También la alimentación necesaria; muchas veces adquirimos una tarjeta gráfica que consume mucho pero la fuente de alimentación de nuestro PC no da lo suficiente. Mi recomendación es asegurarse primero de la potencia capaz de suministrar la fuente de alimentación de nuestra computadora y, con dicho dato en la mano, acudir al vendedor.

La memoria de la tarjeta es un elemento clave, tanto la cantidad como su velocidad.
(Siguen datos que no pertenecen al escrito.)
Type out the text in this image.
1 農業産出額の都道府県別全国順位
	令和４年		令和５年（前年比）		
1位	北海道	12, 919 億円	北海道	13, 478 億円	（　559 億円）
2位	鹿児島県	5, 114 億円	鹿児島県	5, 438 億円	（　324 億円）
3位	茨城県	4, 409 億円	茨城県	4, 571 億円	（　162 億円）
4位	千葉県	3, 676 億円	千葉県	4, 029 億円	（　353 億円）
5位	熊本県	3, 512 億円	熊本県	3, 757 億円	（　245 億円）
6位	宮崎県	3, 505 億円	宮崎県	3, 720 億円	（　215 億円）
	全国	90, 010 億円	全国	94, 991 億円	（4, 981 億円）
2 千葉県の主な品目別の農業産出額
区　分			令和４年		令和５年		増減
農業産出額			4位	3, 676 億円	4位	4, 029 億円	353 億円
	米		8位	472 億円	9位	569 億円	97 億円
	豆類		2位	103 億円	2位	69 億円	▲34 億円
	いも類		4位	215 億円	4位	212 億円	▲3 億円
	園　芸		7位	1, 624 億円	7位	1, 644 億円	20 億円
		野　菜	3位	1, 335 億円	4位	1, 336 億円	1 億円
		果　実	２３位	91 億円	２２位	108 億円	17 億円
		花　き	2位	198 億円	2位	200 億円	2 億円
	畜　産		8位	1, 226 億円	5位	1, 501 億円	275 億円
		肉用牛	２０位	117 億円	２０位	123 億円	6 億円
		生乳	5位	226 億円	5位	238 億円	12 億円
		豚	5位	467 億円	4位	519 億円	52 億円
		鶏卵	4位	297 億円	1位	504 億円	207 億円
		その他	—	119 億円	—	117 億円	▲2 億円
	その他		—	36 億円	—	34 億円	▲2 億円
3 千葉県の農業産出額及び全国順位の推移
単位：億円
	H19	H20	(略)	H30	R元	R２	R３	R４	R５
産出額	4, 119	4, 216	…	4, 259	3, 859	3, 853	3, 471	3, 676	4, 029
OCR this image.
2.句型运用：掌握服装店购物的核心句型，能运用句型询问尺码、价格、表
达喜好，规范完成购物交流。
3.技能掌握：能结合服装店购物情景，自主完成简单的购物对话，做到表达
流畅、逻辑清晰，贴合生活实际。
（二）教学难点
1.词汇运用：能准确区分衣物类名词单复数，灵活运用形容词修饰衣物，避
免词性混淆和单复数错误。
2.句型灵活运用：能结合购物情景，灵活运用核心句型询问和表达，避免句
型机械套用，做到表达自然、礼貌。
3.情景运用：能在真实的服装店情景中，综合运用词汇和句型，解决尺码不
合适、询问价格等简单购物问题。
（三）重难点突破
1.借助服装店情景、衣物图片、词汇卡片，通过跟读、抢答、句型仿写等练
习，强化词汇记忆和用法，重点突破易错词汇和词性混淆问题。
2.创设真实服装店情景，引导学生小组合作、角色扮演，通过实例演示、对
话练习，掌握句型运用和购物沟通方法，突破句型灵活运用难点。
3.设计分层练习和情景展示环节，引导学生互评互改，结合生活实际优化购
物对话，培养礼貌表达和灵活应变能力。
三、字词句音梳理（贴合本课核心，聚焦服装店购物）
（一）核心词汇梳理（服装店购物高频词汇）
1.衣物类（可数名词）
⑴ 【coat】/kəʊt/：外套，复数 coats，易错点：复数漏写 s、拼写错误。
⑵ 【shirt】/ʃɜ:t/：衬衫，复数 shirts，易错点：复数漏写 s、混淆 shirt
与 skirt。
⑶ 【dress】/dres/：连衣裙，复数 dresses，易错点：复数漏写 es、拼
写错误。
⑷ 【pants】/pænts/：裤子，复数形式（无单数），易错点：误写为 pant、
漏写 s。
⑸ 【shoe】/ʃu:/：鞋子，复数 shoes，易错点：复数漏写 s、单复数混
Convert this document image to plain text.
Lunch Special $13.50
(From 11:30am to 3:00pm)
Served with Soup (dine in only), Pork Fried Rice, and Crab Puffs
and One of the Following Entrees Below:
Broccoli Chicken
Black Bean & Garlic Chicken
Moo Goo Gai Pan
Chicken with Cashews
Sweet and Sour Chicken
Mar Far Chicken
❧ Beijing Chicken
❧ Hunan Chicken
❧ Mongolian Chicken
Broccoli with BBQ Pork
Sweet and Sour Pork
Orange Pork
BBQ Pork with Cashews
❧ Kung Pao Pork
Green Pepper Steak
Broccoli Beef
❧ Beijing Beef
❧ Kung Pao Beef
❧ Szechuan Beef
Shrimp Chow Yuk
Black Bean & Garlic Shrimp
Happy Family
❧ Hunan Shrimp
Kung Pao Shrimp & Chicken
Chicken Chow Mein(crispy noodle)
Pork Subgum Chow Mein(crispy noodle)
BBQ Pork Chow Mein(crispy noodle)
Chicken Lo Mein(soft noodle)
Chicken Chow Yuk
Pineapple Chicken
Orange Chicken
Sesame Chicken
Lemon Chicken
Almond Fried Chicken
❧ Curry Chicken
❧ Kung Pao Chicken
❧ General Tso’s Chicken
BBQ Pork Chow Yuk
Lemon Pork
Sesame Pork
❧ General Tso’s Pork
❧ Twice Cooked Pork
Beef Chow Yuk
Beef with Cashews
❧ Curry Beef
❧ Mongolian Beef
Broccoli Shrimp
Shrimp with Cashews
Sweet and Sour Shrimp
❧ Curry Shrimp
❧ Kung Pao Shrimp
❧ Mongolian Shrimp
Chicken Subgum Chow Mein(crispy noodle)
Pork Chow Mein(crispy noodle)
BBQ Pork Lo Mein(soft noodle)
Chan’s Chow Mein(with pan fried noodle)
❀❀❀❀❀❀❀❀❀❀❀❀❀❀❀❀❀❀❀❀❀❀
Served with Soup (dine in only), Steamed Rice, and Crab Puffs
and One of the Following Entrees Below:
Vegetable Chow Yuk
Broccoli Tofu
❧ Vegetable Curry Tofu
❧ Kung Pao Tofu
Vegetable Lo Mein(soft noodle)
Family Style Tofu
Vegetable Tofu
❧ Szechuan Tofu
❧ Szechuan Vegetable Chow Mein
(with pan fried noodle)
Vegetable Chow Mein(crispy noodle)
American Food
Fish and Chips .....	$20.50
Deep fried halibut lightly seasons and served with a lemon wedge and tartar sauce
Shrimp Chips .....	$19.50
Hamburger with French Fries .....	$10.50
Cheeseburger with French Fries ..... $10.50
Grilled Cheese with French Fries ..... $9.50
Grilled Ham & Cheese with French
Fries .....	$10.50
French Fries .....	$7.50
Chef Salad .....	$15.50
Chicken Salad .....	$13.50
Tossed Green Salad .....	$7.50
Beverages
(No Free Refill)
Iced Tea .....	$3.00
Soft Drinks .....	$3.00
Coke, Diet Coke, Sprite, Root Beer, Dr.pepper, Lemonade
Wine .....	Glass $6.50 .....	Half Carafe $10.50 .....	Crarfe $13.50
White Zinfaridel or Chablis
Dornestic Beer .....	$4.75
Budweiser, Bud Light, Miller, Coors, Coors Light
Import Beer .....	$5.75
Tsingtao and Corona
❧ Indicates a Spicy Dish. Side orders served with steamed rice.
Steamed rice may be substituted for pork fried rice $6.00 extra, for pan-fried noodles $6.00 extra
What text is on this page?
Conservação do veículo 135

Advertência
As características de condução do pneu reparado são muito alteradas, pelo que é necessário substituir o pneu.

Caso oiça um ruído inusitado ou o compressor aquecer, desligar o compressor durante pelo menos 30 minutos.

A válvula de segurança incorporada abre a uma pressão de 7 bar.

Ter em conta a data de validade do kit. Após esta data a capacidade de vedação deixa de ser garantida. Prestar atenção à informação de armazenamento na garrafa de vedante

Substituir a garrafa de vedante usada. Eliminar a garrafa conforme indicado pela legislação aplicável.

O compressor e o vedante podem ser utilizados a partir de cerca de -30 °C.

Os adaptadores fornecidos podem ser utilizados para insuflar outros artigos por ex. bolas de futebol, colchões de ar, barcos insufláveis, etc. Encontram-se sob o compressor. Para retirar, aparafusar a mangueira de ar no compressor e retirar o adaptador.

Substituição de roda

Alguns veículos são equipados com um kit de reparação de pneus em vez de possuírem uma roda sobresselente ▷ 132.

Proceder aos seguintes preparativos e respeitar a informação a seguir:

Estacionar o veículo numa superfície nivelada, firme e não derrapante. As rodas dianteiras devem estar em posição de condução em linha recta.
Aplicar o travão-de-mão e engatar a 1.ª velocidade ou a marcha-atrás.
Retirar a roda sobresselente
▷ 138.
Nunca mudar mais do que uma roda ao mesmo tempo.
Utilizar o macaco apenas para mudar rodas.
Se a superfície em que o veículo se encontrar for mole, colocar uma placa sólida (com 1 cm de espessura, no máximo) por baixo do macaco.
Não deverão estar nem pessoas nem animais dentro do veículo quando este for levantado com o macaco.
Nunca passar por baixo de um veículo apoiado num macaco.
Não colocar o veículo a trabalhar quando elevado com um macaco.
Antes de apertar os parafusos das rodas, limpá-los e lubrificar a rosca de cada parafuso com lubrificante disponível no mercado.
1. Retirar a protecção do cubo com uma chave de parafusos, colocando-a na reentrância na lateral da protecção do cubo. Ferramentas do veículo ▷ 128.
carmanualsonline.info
Dicho parámetro se mide en Gigabits por segundo (Gbps o Gb/s).

Las salidas de vídeo (de tipo HDMI, VGA, DisplayPort) son otro parámetro a tener en cuenta, sobretodo por el monitor o los monitores que le vamos a conectar (muchas tarjetas soportan dos monitores simultáneamente, algo también a tener en cuenta). Si ya tenemos un monitor y no queremos cambiarlo, deberemos adquirir una tarjeta que tenga el puerto de salida adecuado, y si también pensamos cambiar el monitor, deberemos asegurarnos que tenga un puerto compatible con este.

Programador especializado

La potencia de estos chips ha hecho que sean utilizados para cálculos de tipo general en aplicaciones que requieren de cálculo intensivo, como en el caso de proyectos científicos.

La programación de GPUs es una disciplina en sí misma, se necesitan conocimientos específicos y herramientas también específicas. Generalmente, los entornos y los lenguajes de programación disponen de herramientas, y las fabricantes de GPUs (especialmente NVIDIA) proporcionan librerías y entornos para la programación de sus GPUs.